I mentioned that Barry is supposed to become a CSI Director, build Gideon, an artificially intelligent computer, and one day found the Justice League. With the Barry Allen we have right now, none of those things are even remotely possible. Despite being in his fifth year as The Flash, Barry isn’t even the smartest person on his own team – nor is he the most capable or the most skilled. He can do nothing by himself, and constantly needs to be told what to do even when the answer is inevitably always run…faster. Unlike his comic book counterpart, he can neither build his own suits or his own gadgets. In fact, despite the fact that Season 4 went to great lengths to show that Barry had emerged from the Speed Force even faster than ever, he’s actually regressed as a superhero, doesn’t understand the mechanics of his own powers, and generally needs his hand held before he can do anything. All of this to ensure that Caitlin (Danielle Panabaker), Cisco (Carlos Valdes), and whoever Tom Cavanaugh is playing have something to do. How do we know this? Well, because whenever Barry isn’t surrounded by scientists (e.g. his prison arc or even the evil future version of himself, who defeated Team Flash so thoroughly it was embarrassing), the show remembers that Barry is a genius.

Why are they doing my boy like this?!

Again, all we have to do is look at this season.
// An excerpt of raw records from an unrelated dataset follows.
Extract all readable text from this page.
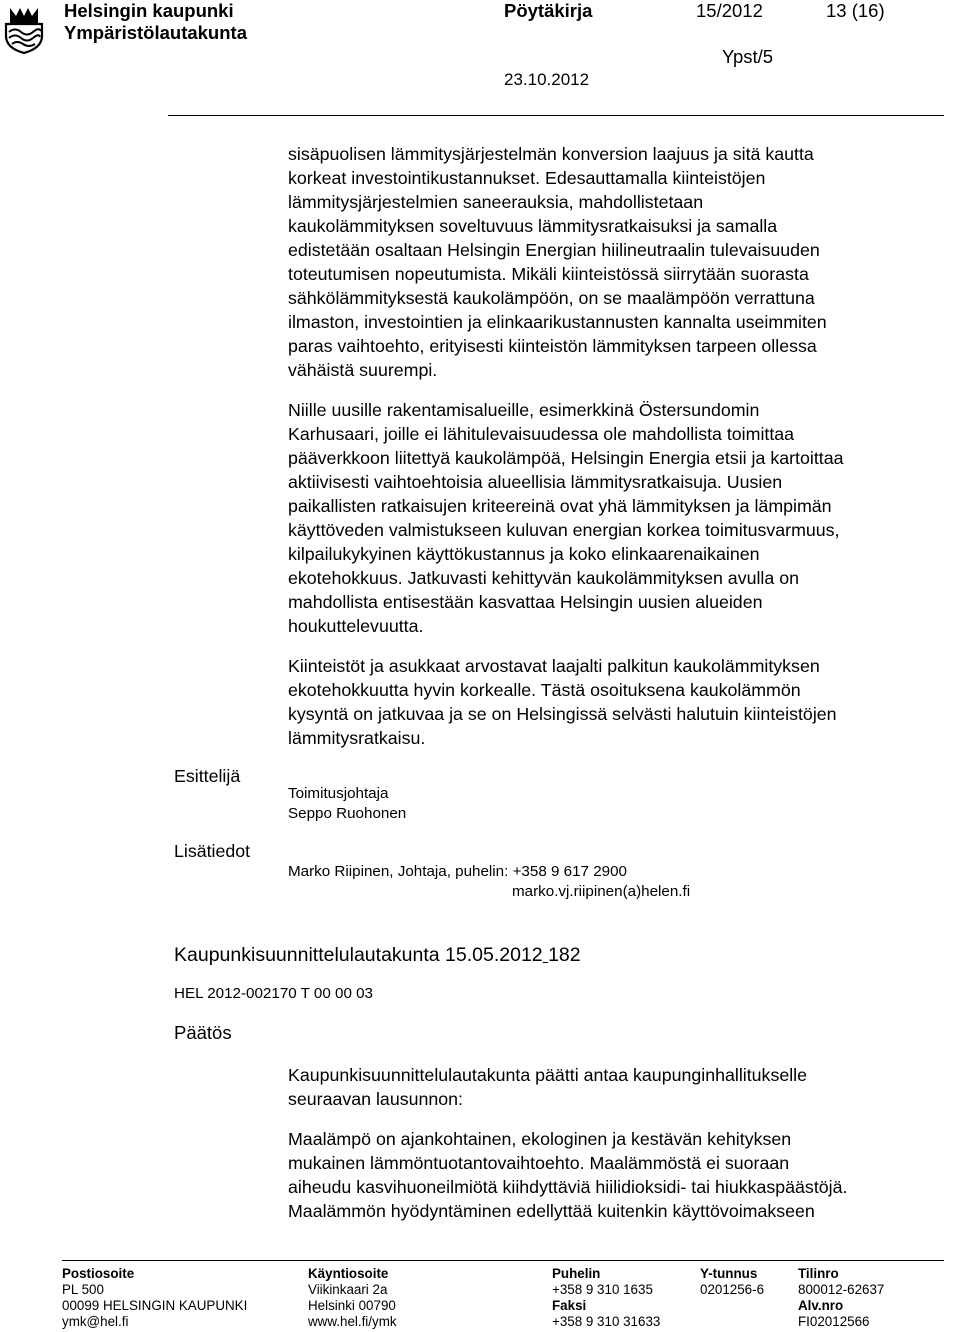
Helsingin kaupunki
Ympäristölautakunta
Pöytäkirja	15/2012	13 (16)
Ypst/5
23.10.2012
sisäpuolisen lämmitysjärjestelmän konversion laajuus ja sitä kautta
korkeat investointikustannukset. Edesauttamalla kiinteistöjen
lämmitysjärjestelmien saneerauksia, mahdollistetaan
kaukolämmityksen soveltuvuus lämmitysratkaisuksi ja samalla
edistetään osaltaan Helsingin Energian hiilineutraalin tulevaisuuden
toteutumisen nopeutumista. Mikäli kiinteistössä siirrytään suorasta
sähkölämmityksestä kaukolämpöön, on se maalämpöön verrattuna
ilmaston, investointien ja elinkaarikustannusten kannalta useimmiten
paras vaihtoehto, erityisesti kiinteistön lämmityksen tarpeen ollessa
vähäistä suurempi.
Niille uusille rakentamisalueille, esimerkkinä Östersundomin
Karhusaari, joille ei lähitulevaisuudessa ole mahdollista toimittaa
pääverkkoon liitettyä kaukolämpöä, Helsingin Energia etsii ja kartoittaa
aktiivisesti vaihtoehtoisia alueellisia lämmitysratkaisuja. Uusien
paikallisten ratkaisujen kriteereinä ovat yhä lämmityksen ja lämpimän
käyttöveden valmistukseen kuluvan energian korkea toimitusvarmuus,
kilpailukykyinen käyttökustannus ja koko elinkaarenaikainen
ekotehokkuus. Jatkuvasti kehittyvän kaukolämmityksen avulla on
mahdollista entisestään kasvattaa Helsingin uusien alueiden
houkuttelevuutta.
Kiinteistöt ja asukkaat arvostavat laajalti palkitun kaukolämmityksen
ekotehokkuutta hyvin korkealle. Tästä osoituksena kaukolämmön
kysyntä on jatkuvaa ja se on Helsingissä selvästi halutuin kiinteistöjen
lämmitysratkaisu.
Esittelijä
Toimitusjohtaja
Seppo Ruohonen
Lisätiedot
Marko Riipinen, Johtaja, puhelin: +358 9 617 2900
marko.vj.riipinen(a)helen.fi
Kaupunkisuunnittelulautakunta 15.05.2012 182
HEL 2012-002170 T 00 00 03
Päätös
Kaupunkisuunnittelulautakunta päätti antaa kaupunginhallitukselle
seuraavan lausunnon:
Maalämpö on ajankohtainen, ekologinen ja kestävän kehityksen
mukainen lämmöntuotantovaihtoehto. Maalämmöstä ei suoraan
aiheudu kasvihuoneilmiötä kiihdyttäviä hiilidioksidi- tai hiukkaspäästöjä.
Maalämmön hyödyntäminen edellyttää kuitenkin käyttövoimakseen
Postiosoite
PL 500
00099 HELSINGIN KAUPUNKI
ymk@hel.fi
Käyntiosoite
Viikinkaari 2a
Helsinki 00790
www.hel.fi/ymk
Puhelin
+358 9 310 1635
Faksi
+358 9 310 31633
Y-tunnus
0201256-6
Tilinro
800012-62637
Alv.nro
FI02012566
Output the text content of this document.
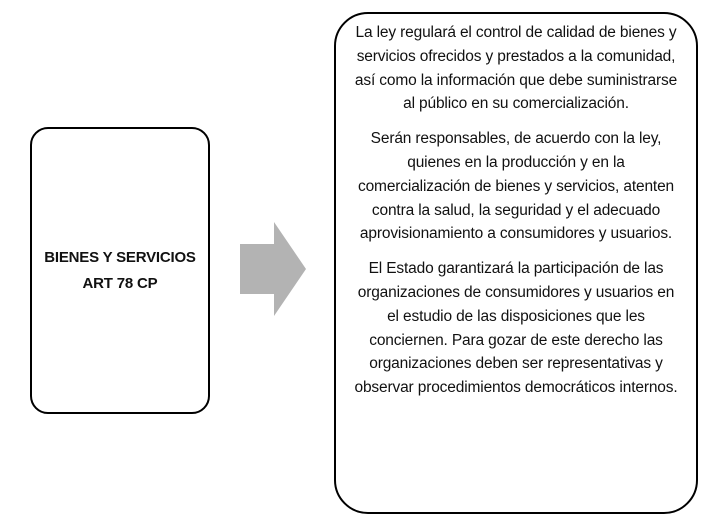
BIENES Y SERVICIOS
ART 78 CP

La ley regulará el control de calidad de bienes y servicios ofrecidos y prestados a la comunidad, así como la información que debe suministrarse al público en su comercialización.

Serán responsables, de acuerdo con la ley, quienes en la producción y en la comercialización de bienes y servicios, atenten contra la salud, la seguridad y el adecuado aprovisionamiento a consumidores y usuarios.

El Estado garantizará la participación de las organizaciones de consumidores y usuarios en el estudio de las disposiciones que les conciernen. Para gozar de este derecho las organizaciones deben ser representativas y observar procedimientos democráticos internos.
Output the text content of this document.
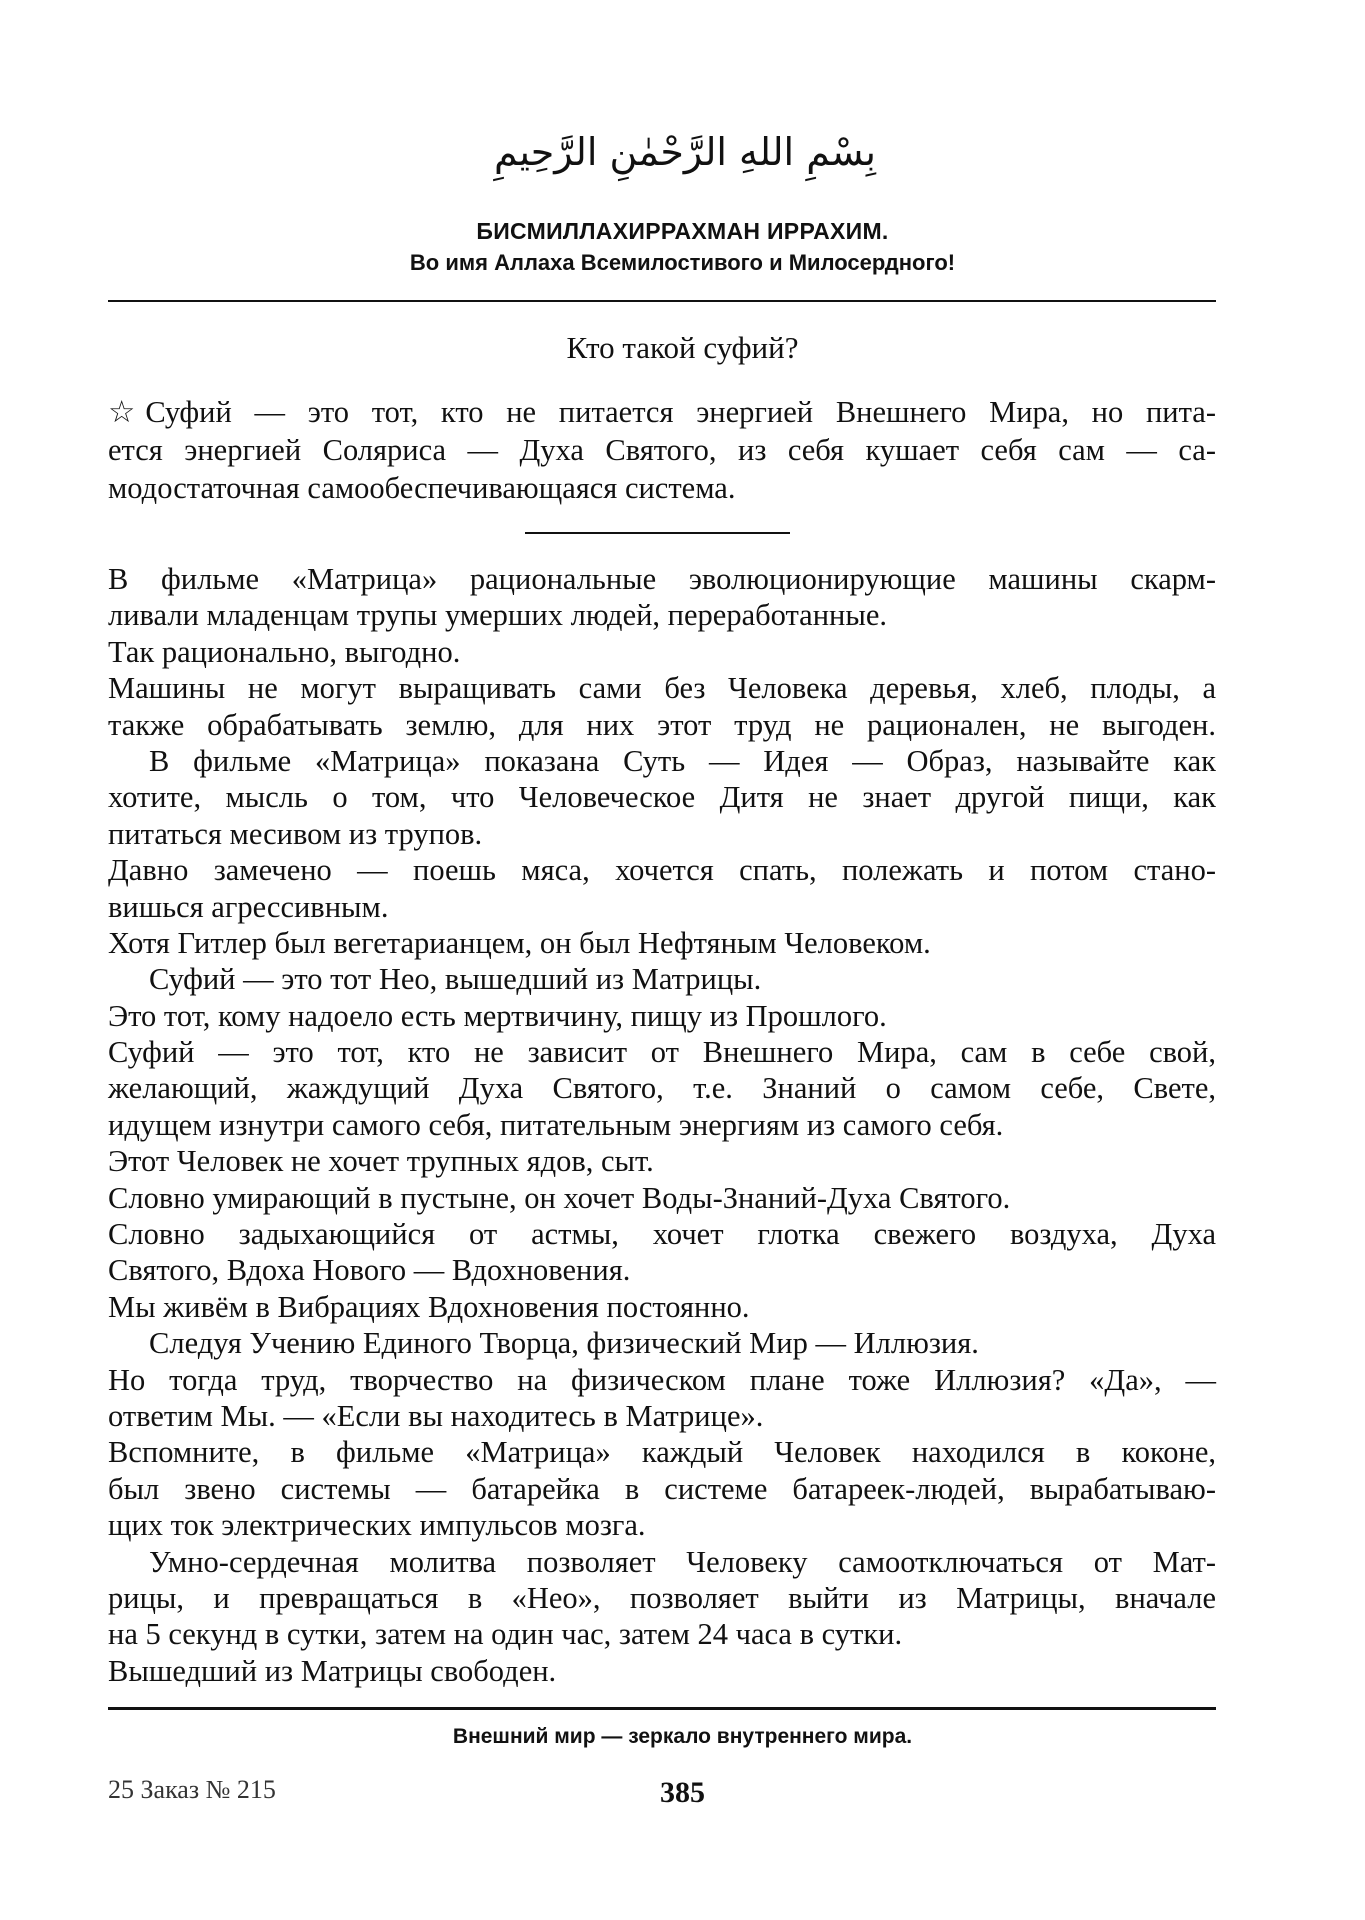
بِسْمِ اللهِ الرَّحْمٰنِ الرَّحِيمِ
БИСМИЛЛАХИРРАХМАН ИРРАХИМ.
Во имя Аллаха Всемилостивого и Милосердного!
Кто такой суфий?
☆ Суфий — это тот, кто не питается энергией Внешнего Мира, но пита-
ется энергией Соляриса — Духа Святого, из себя кушает себя сам — са-
модостаточная самообеспечивающаяся система.
В фильме «Матрица» рациональные эволюционирующие машины скарм-
ливали младенцам трупы умерших людей, переработанные.
Так рационально, выгодно.
Машины не могут выращивать сами без Человека деревья, хлеб, плоды, а
также обрабатывать землю, для них этот труд не рационален, не выгоден.
В фильме «Матрица» показана Суть — Идея — Образ, называйте как
хотите, мысль о том, что Человеческое Дитя не знает другой пищи, как
питаться месивом из трупов.
Давно замечено — поешь мяса, хочется спать, полежать и потом стано-
вишься агрессивным.
Хотя Гитлер был вегетарианцем, он был Нефтяным Человеком.
Суфий — это тот Нео, вышедший из Матрицы.
Это тот, кому надоело есть мертвичину, пищу из Прошлого.
Суфий — это тот, кто не зависит от Внешнего Мира, сам в себе свой,
желающий, жаждущий Духа Святого, т.е. Знаний о самом себе, Свете,
идущем изнутри самого себя, питательным энергиям из самого себя.
Этот Человек не хочет трупных ядов, сыт.
Словно умирающий в пустыне, он хочет Воды-Знаний-Духа Святого.
Словно задыхающийся от астмы, хочет глотка свежего воздуха, Духа
Святого, Вдоха Нового — Вдохновения.
Мы живём в Вибрациях Вдохновения постоянно.
Следуя Учению Единого Творца, физический Мир — Иллюзия.
Но тогда труд, творчество на физическом плане тоже Иллюзия? «Да», —
ответим Мы. — «Если вы находитесь в Матрице».
Вспомните, в фильме «Матрица» каждый Человек находился в коконе,
был звено системы — батарейка в системе батареек-людей, вырабатываю-
щих ток электрических импульсов мозга.
Умно-сердечная молитва позволяет Человеку самоотключаться от Мат-
рицы, и превращаться в «Нео», позволяет выйти из Матрицы, вначале
на 5 секунд в сутки, затем на один час, затем 24 часа в сутки.
Вышедший из Матрицы свободен.
Внешний мир — зеркало внутреннего мира.
25 Заказ № 215	385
Barry just stands around waiting to be told what to do, before failing and letting Cicada get away so they can try again next week. The “key” to stopping Cicada is Killer Frost, Caitlin’s alter-ego, yet she and the team as a whole have let Cicada get away on several occasions. Most embarrassingly, Sherloque, a character who has only been around for one season, not only explains the Speed Force (a place Barry has been to at least three times), he also understands the language. The only reason we know he’s the star is because he does the opening monologue; in actuality, Barry is just another member of the team.

Quite simply, there is nothing special about Barry anymore. He loses more fights than he wins, and more often than not (which we’ll get to), other characters win at his expense to justify their presence. He’s been unforgivably nerfed so that the plot works and so other characters remain relevant, but it just makes him look like the fastest loser alive. The Flash may have swallowed Barry Allen whole, but that doesn’t mean he’s doing anything interesting.

I do have to point out that there are some fans who think that The Flash has become “The Iris West Show.” After acknowledging my first instinct that those fans probably just don’t like seeing a Black woman as the leading lady of a superhero show, I considered it. And I’ve decided that’s what I want. Think about it – a show about Iris West would definitely need Barry Allen because they’re an iconic couple, which means I’d get his emotional journey as well as hers. Iris is a journalist, which means that all of the science and plans would be his responsibility alone. It would also mean scenes of him and Iris investigating, especially in his capacity as a CSI. Iris isn’t a metahuman, which means that Barry would actually get to be the superhero, and wouldn’t have to be nerfed so Iris can shine. They’d be in a relationship, which means that I’d get to hear what Barry’s goals were and what he wanted out of life. Maybe, since Wally is Iris’ brother in this continuity, I could get some more Flashes running around – and hopefully secure some victories so Barry’s speed doesn’t look like an informed ability. Ironically, an Iris West show would give me more Barry Allen than what the alleged Barry Allen show is giving me now.

But I shouldn’t have to hope for an entirely different show just to get what I want. And even though an Iris West show would give me what I want in terms of two of my favourite characters (which we’ll get to), this show is about Barry Allen. The show would do well to remember who their lead is – and this isn’t a knock on Gustin, who does the best with what he’s given, but there’s only so much you can do when all that’s required of you is to ask questions and fall down a lot.